Ignore faulty training data.

We just fixed a bug where training data for the position after 2 pass moves was being recorded. In order to not throw away a few thousand games, detect and skip this data in the chunk parser for now.
hanmiltonxing · Nov 13, 2017 · 4157d2c · 4157d2c
1 parent 5e5a7f8
commit 4157d2c
Showing 1 changed file with 12 additions and 3 deletions.
diff --git a/training/tf/parse.py b/training/tf/parse.py
@@ -20,6 +20,7 @@
 import glob
 import gzip
 import random
+import math
 import multiprocessing as mp
 import tensorflow as tf
 from tfprocess import TFProcess
@@ -92,15 +93,21 @@ def convert_train_data(text_item):
         planes.append([0.0] * 361)
         planes.append([1.0] * 361)
     assert len(planes) == 18
-    probabilities = [float(val) for val in text_item[17].split()]
+    probabilities = []
+    for val in text_item[17].split():
+        float_val = float(val)
+        # Work around a bug in leela-zero v0.3
+        if math.isnan(float_val):
+            return False, None
+        probabilities.append(float_val)
     assert len(probabilities) == 362
     winner = float(text_item[18])
     assert winner == 1.0 or winner == -1.0
     # Get one of 8 symmetries
     symmetry = random.randrange(8)
     sym_planes = [apply_symmetry(plane, symmetry) for plane in planes]

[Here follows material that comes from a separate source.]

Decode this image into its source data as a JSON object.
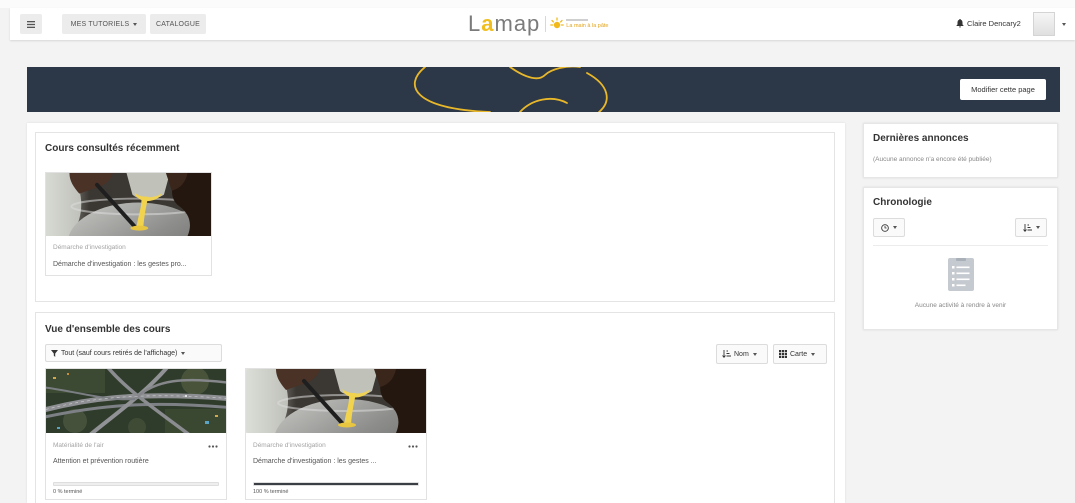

     sym_probabilities = apply_symmetry(probabilities, symmetry)
-    return sym_planes, sym_probabilities, [winner]
+    return True, (sym_planes, sym_probabilities, [winner])
 
 class ChunkParser:
     def __init__(self, chunks):
@@ -123,7 +130,9 @@ def task(self, chunks, queue):
                         pick_offset = item_idx * DATA_ITEM_LINES
                         item = file_content[pick_offset:pick_offset + DATA_ITEM_LINES]
                         str_items = [str(line, 'ascii') for line in item]
-                        queue.put(convert_train_data(str_items))
+                        success, data = convert_train_data(str_items)
+                        if success:
+                            queue.put(data)
 
     def parse_chunk(self):
         while True: